El Mundo appelle l'Europe à envisager ce développement comme une opportunité à saisir :

«Ce geste dénote une volonté de négociation qui contraste avec la rhétorique de confrontation adoptée jusque-là par Trump, et signifierait un progrès. … Ce progrès s'accompagne toutefois de signaux inquiétants. Quelques heures auparavant, Trump confirmait son mépris pour l'Europe, qui s'est manifesté en trois points : son intérêt stratégique pour l'île arctique, sa disposition à imposer une paix injuste en Ukraine, et son mépris pour l'OTAN. … L'Europe doit envisager l'accord-cadre sur le Groenland comme une occasion de renforcer sa position stratégique, et non comme une garantie de stabilité.

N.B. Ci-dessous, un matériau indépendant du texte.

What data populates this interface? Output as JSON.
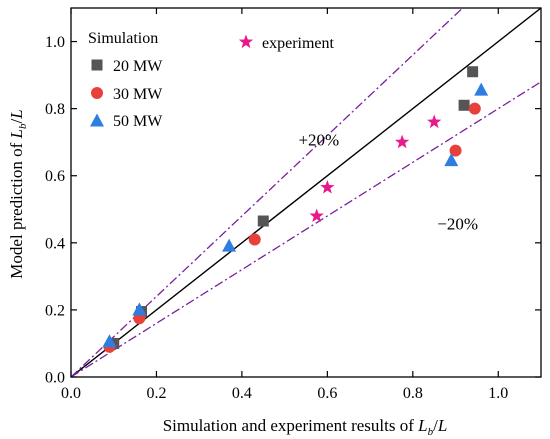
{
  "chart_data": {
    "type": "scatter",
    "xlabel": "Simulation and experiment results of L_b/L",
    "ylabel": "Model prediction of L_b/L",
    "xlim": [
      0,
      1.1
    ],
    "ylim": [
      0,
      1.1
    ],
    "x_ticks": [
      0.0,
      0.2,
      0.4,
      0.6,
      0.8,
      1.0
    ],
    "y_ticks": [
      0.0,
      0.2,
      0.4,
      0.6,
      0.8,
      1.0
    ],
    "x_tick_labels": [
      "0.0",
      "0.2",
      "0.4",
      "0.6",
      "0.8",
      "1.0"
    ],
    "y_tick_labels": [
      "0.0",
      "0.2",
      "0.4",
      "0.6",
      "0.8",
      "1.0"
    ],
    "legend_group_title": "Simulation",
    "series": [
      {
        "name": "20 MW",
        "marker": "square",
        "color": "#555555",
        "x": [
          0.1,
          0.165,
          0.45,
          0.92,
          0.94
        ],
        "y": [
          0.1,
          0.195,
          0.465,
          0.81,
          0.91
        ]
      },
      {
        "name": "30 MW",
        "marker": "circle",
        "color": "#e8413c",
        "x": [
          0.09,
          0.16,
          0.43,
          0.9,
          0.945
        ],
        "y": [
          0.09,
          0.175,
          0.41,
          0.675,
          0.8
        ]
      },
      {
        "name": "50 MW",
        "marker": "triangle",
        "color": "#2e7de1",
        "x": [
          0.09,
          0.16,
          0.37,
          0.89,
          0.96
        ],
        "y": [
          0.105,
          0.2,
          0.39,
          0.645,
          0.855
        ]
      },
      {
        "name": "experiment",
        "marker": "star",
        "color": "#e8198a",
        "x": [
          0.575,
          0.6,
          0.775,
          0.85
        ],
        "y": [
          0.48,
          0.565,
          0.7,
          0.76
        ]
      }
    ],
    "reference_lines": [
      {
        "slope": 1.0,
        "style": "solid",
        "color": "#000000"
      },
      {
        "slope": 1.2,
        "style": "dash-dot",
        "color": "#7a1f9c"
      },
      {
        "slope": 0.8,
        "style": "dash-dot",
        "color": "#7a1f9c"
      }
    ],
    "annotations": [
      {
        "text": "+20%",
        "x": 0.58,
        "y": 0.69
      },
      {
        "text": "−20%",
        "x": 0.905,
        "y": 0.44
      }
    ],
    "legend_position": "top-left"
  }
}
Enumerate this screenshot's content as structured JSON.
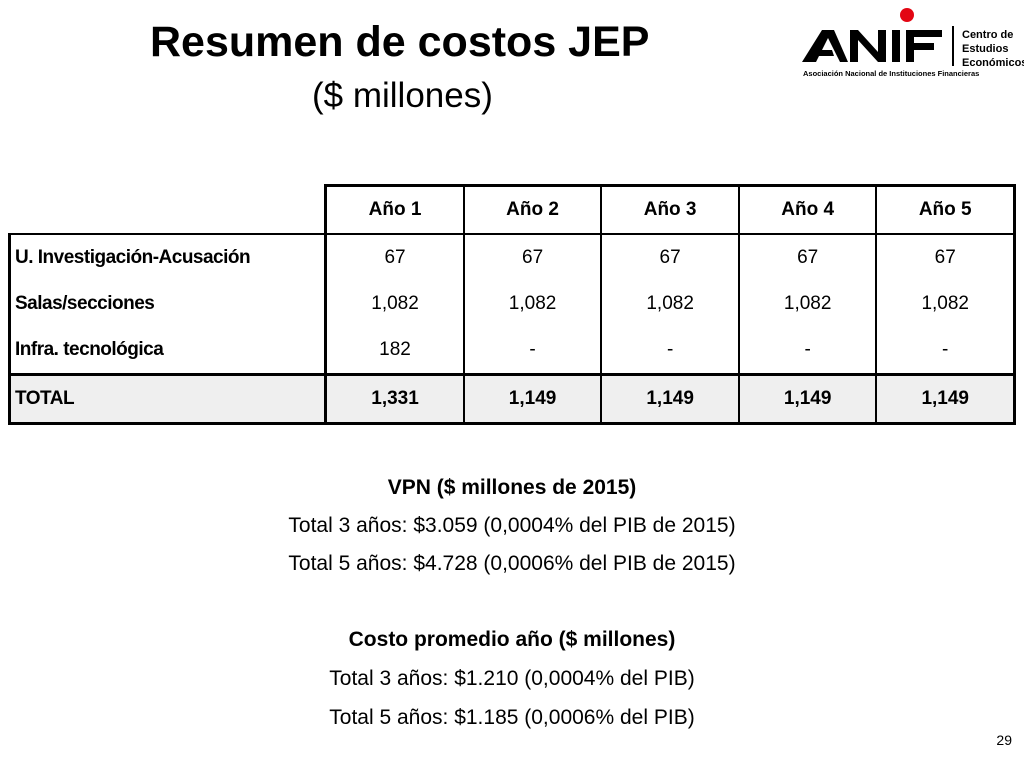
{
  "title": "Resumen de costos JEP",
  "subtitle": "($ millones)",
  "logo": {
    "brand": "ANIF",
    "text_lines": [
      "Centro de",
      "Estudios",
      "Económicos"
    ],
    "tagline": "Asociación Nacional de Instituciones Financieras",
    "accent_color": "#e30613"
  },
  "table": {
    "headers": [
      "Año 1",
      "Año 2",
      "Año 3",
      "Año 4",
      "Año 5"
    ],
    "rows": [
      {
        "label": "U. Investigación-Acusación",
        "values": [
          "67",
          "67",
          "67",
          "67",
          "67"
        ]
      },
      {
        "label": "Salas/secciones",
        "values": [
          "1,082",
          "1,082",
          "1,082",
          "1,082",
          "1,082"
        ]
      },
      {
        "label": "Infra. tecnológica",
        "values": [
          "182",
          "-",
          "-",
          "-",
          "-"
        ]
      }
    ],
    "total": {
      "label": "TOTAL",
      "values": [
        "1,331",
        "1,149",
        "1,149",
        "1,149",
        "1,149"
      ]
    }
  },
  "summary": {
    "vpn_title": "VPN ($ millones de 2015)",
    "vpn_3": "Total 3 años: $3.059 (0,0004% del PIB de 2015)",
    "vpn_5": "Total 5 años: $4.728 (0,0006% del PIB de 2015)",
    "avg_title": "Costo promedio año ($ millones)",
    "avg_3": "Total 3 años: $1.210 (0,0004% del PIB)",
    "avg_5": "Total 5 años: $1.185 (0,0006% del PIB)"
  },
  "page_number": "29"
}
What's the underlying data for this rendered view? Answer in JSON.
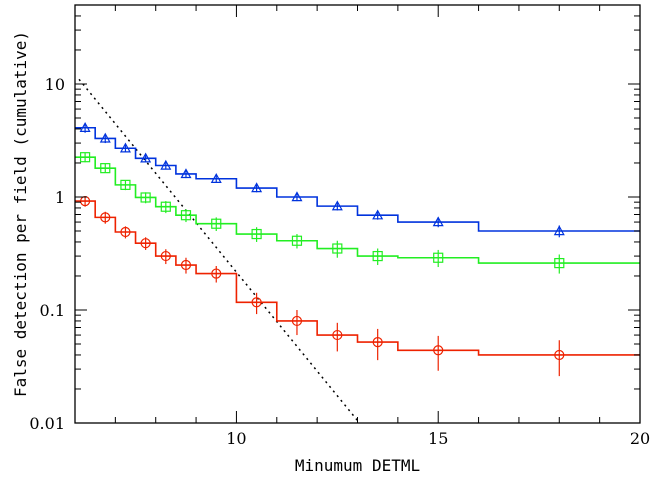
{
  "chart_data": {
    "type": "line",
    "title": "",
    "xlabel": "Minumum DETML",
    "ylabel": "False detection per field (cumulative)",
    "xlim": [
      6,
      20
    ],
    "ylim": [
      0.01,
      50
    ],
    "yscale": "log",
    "grid": false,
    "legend": "none",
    "x_ticks": [
      {
        "value": 10,
        "label": "10"
      },
      {
        "value": 15,
        "label": "15"
      },
      {
        "value": 20,
        "label": "20"
      }
    ],
    "y_ticks": [
      {
        "value": 0.01,
        "label": "0.01"
      },
      {
        "value": 0.1,
        "label": "0.1"
      },
      {
        "value": 1,
        "label": "1"
      },
      {
        "value": 10,
        "label": "10"
      }
    ],
    "bin_edges": [
      6,
      6.5,
      7,
      7.5,
      8,
      8.5,
      9,
      10,
      11,
      12,
      13,
      14,
      16,
      20
    ],
    "bin_centers": [
      6.25,
      6.75,
      7.25,
      7.75,
      8.25,
      8.75,
      9.5,
      10.5,
      11.5,
      12.5,
      13.5,
      15,
      18
    ],
    "series": [
      {
        "color": "#0033dd",
        "marker": "triangle",
        "values": [
          4.1,
          3.3,
          2.7,
          2.2,
          1.9,
          1.6,
          1.45,
          1.2,
          1.0,
          0.83,
          0.69,
          0.6,
          0.5
        ],
        "err_lo": [
          0.4,
          0.3,
          0.22,
          0.18,
          0.15,
          0.13,
          0.11,
          0.1,
          0.08,
          0.07,
          0.06,
          0.06,
          0.06
        ],
        "err_hi": [
          0.4,
          0.3,
          0.22,
          0.18,
          0.15,
          0.13,
          0.11,
          0.1,
          0.08,
          0.07,
          0.06,
          0.06,
          0.06
        ]
      },
      {
        "color": "#22ee22",
        "marker": "square",
        "values": [
          2.25,
          1.8,
          1.28,
          0.99,
          0.82,
          0.69,
          0.58,
          0.47,
          0.41,
          0.35,
          0.3,
          0.29,
          0.26
        ],
        "err_lo": [
          0.22,
          0.16,
          0.13,
          0.11,
          0.1,
          0.09,
          0.08,
          0.07,
          0.06,
          0.06,
          0.05,
          0.05,
          0.05
        ],
        "err_hi": [
          0.22,
          0.16,
          0.13,
          0.11,
          0.1,
          0.09,
          0.08,
          0.07,
          0.06,
          0.06,
          0.05,
          0.05,
          0.05
        ]
      },
      {
        "color": "#ee2200",
        "marker": "circle",
        "values": [
          0.92,
          0.66,
          0.49,
          0.39,
          0.3,
          0.25,
          0.21,
          0.117,
          0.08,
          0.06,
          0.052,
          0.044,
          0.04
        ],
        "err_lo": [
          0.1,
          0.08,
          0.06,
          0.05,
          0.045,
          0.04,
          0.035,
          0.025,
          0.02,
          0.017,
          0.016,
          0.015,
          0.014
        ],
        "err_hi": [
          0.1,
          0.08,
          0.06,
          0.05,
          0.045,
          0.04,
          0.035,
          0.025,
          0.02,
          0.017,
          0.016,
          0.015,
          0.014
        ]
      }
    ],
    "reference_line": {
      "style": "dotted",
      "color": "#000000",
      "x": [
        6.1,
        13.05
      ],
      "y": [
        11.0,
        0.01
      ]
    }
  }
}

L'imprévisibilité de Trump invite à la prudence.»

L'Echo (BE) /

Voilà comment on arrête Trump

La réaction des marchés a été déterminante, assure L'Echo :

«[I]l faut aussi se rendre à l'évidence: ce qui a arrêté Donald Trump, c'est avant tout la réaction négative des marchés, comme au lendemain du Liberation Day, en avril dernier, lorsque le Président américain a annoncé ses droits de douane. Au plus fort de la tension, mardi, Wall Street a connu des mouvements de ventes inquiétants pour la Maison-Blanche. Une note d'un analyste de Deutsche Bank mettait en avant le risque pour les Etats-Unis que les investisseurs européens se délestent d'une partie des 8 000 milliards de dollars d'actifs américains qu'ils détiennent. … Une posture politique forte et unie, une réaction des marchés, voilà les ingrédients pour arrêter le président américain.»

republica.ro (RO) /

Plus un allié

Sur le site republica.ro, le chroniqueur Sorin Cucerai pense que l'UE doit faire une croix sur le concept d'une alliance avec les Etats-Unis :

«Pour les Européens, les Etats-Unis ne sont plus un allié, mais juste un partenaire. Le partenariat se restreindra dans certains domaines, il subsistera dans d'autres, et dans d'autres encore, il y aura une concurrence frontale. Mais il n'y aura plus jamais d'alliance. On revient de facto aux relations qui prévalaient avant la Seconde Guerre mondiale entre l'Europe et les Etats-Unis. Car l'Europe a (re)trouvé son autonomie stratégique. De telle sorte que les garanties de sécurité pour les Européens ne viennent plus de Washington, mais de Bruxelles.»

Kauppalehti (FI) /

La Finlande est prête à briser la glace

Le litige autour de l'Arctique pourrait profiter à Helsinki, spécule Kauppalehti :

«Les chantiers navals finlandais ont construit jadis pour l'Union soviétique et la Russie des dizaines de brise-glaces et de navires pouvant opérer dans les eaux gelées, de sorte que la Finlande a tout intérêt à renforcer la présence de son allié étatsunien dans l'Arctique. … A Davos, l'un des sujets à l'ordre du jour cette semaine a été le renforcement de la présence de l'OTAN dans l'Arctique et l'allocation de dépenses militaires en hausse à des brise-glaces européens. Si l'on veut tirer du positif de cette situation inédite, évoquons la possibilité pour la Finlande d'obtenir de nouvelles commandes de brise-glaces et l'attention justifiée accordée à la sécurité dans l'Arctique.»